Mucous gland adenoma is a rare, benign tumor arising from the mucous glands of the bronchus; it is also known as bronchial cystadenoma and mucous cell adenoma . The exact incidence of these tumors is unknown, although several small series of case reports have been published. To be classified as a mucous gland adenoma, a tumor must contain cystic glands that are superficial to the cartilaginous plate, be in the bronchus, and contain features of normal bronchial seromucous glands. On histologic examination, numerous small mucus-filled cysts lined by well-differentiated epithelium are observed ( Fig. 10-5 ).

FIGURE 10-5, Photomicrograph of a mucous gland adenoma.

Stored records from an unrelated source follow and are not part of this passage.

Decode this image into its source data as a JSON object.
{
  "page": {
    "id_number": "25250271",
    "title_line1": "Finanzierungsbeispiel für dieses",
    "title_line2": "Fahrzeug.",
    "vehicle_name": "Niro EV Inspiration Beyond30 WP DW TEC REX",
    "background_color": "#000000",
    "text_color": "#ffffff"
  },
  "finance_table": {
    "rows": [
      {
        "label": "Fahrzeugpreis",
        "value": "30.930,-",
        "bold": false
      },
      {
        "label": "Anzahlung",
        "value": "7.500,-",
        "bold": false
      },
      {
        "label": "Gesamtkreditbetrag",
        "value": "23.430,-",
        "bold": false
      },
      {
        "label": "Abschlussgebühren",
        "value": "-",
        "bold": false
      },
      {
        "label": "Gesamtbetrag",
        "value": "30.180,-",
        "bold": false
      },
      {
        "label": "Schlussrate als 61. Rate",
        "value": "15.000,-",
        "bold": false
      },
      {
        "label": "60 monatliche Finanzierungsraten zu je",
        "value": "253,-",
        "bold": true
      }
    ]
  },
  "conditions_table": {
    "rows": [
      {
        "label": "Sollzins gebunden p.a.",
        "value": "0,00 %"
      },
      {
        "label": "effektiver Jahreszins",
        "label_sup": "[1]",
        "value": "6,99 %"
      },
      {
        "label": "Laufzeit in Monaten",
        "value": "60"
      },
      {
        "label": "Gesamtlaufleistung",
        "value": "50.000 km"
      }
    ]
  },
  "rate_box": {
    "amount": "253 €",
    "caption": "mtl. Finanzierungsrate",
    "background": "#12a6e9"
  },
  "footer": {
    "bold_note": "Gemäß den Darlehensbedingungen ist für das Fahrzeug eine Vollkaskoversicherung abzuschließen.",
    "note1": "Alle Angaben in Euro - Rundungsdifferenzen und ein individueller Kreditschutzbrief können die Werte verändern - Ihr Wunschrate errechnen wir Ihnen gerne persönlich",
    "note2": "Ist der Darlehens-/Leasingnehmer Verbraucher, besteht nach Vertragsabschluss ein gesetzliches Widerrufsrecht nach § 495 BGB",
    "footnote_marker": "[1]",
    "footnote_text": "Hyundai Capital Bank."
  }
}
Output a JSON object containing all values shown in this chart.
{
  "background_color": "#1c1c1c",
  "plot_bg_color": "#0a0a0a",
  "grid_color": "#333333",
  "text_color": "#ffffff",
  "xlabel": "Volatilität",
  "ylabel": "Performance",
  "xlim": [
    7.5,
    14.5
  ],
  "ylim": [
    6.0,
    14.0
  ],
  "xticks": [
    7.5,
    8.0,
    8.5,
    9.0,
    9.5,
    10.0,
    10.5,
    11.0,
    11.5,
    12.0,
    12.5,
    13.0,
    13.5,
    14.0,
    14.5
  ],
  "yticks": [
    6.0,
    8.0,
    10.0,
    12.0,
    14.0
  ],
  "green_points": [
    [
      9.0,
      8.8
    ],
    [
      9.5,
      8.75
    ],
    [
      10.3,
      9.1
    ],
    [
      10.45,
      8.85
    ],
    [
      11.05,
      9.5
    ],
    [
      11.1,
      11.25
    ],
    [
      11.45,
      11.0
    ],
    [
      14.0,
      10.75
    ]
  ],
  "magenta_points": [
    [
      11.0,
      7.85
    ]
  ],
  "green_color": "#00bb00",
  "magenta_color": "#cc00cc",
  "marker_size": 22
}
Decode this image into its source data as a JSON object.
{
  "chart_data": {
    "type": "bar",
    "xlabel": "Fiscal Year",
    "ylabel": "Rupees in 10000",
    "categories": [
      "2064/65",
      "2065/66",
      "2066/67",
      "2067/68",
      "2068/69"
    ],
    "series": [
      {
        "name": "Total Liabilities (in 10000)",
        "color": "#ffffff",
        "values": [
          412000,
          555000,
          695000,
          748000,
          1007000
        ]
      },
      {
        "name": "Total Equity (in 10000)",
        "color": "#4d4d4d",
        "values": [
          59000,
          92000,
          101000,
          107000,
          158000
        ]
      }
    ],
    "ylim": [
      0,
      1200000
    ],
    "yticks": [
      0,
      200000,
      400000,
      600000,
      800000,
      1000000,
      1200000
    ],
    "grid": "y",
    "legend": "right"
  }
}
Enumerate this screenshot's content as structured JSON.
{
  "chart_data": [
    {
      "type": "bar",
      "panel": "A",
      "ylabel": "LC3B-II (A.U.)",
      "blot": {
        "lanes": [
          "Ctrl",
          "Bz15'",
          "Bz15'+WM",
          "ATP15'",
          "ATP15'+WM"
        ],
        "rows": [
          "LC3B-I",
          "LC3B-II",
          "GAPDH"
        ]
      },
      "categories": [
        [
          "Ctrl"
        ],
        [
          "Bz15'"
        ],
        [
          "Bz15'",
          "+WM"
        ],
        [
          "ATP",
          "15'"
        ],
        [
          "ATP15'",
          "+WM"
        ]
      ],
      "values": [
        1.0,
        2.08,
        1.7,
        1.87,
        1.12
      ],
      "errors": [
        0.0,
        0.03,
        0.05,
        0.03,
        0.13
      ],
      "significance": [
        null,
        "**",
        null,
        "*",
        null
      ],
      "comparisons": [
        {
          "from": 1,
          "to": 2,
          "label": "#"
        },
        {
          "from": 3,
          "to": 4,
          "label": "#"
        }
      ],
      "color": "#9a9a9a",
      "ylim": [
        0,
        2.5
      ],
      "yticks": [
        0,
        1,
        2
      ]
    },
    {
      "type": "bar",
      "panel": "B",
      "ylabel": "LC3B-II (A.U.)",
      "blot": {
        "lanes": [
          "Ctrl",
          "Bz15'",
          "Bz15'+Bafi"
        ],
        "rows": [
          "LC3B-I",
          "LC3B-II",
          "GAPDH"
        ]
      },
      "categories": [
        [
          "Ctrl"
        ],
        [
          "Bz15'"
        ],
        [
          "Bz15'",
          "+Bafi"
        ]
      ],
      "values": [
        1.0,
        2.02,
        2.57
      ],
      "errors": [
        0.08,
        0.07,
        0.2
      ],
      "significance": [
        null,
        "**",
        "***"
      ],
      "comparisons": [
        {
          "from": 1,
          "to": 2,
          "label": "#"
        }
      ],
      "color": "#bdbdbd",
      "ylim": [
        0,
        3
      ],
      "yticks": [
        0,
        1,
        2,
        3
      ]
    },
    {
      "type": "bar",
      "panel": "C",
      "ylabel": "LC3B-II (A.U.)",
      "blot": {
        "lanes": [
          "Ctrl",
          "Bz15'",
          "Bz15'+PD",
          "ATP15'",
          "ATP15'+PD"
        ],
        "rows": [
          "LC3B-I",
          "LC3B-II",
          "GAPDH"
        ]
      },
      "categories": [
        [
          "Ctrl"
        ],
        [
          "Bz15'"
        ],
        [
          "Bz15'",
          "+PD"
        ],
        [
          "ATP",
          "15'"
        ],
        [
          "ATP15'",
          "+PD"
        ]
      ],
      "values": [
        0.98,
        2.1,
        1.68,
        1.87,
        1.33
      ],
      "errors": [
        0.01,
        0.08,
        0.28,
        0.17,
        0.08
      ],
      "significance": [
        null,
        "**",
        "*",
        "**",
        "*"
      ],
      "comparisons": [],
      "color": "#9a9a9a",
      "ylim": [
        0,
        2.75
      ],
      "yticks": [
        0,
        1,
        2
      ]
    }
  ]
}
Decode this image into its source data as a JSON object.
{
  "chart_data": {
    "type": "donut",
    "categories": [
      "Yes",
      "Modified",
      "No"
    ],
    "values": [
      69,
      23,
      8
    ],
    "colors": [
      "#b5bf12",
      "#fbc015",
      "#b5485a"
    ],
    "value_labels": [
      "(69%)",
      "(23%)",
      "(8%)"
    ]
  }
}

These benign lesions are typically exophytic in nature and cause bronchial obstruction; therefore, they usually appear because of hemoptysis, recurrent pneumonia, and persistent cough. Because of their nonspecific symptomatology, mucous gland adenomas may go undiagnosed for a prolonged period of time. The lesion itself does not have distinguishing radiographic features, but the chest radiograph may show obstructive pneumonitis. CT scan may demonstrate an intraluminal mass, while bronchoscopy reveals a firm, smooth, shiny, and well-defined mass that may be pedunculated. These noninvasive tumors are evenly distributed between the left and right lungs, with the major bronchi of the lower lobes being affected more often. The lesions are soft, spherical, and polypoid with an average diameter of 18 mm; however, lesions greater than 6 cm in size have been reported. Although the lesions rarely have a stalk, stalks can be completely removed endoscopically by curettage, cryotherapy, or laser ablation. Surgical resection is indicated only if the distal lung tissue is destroyed or chronically infected.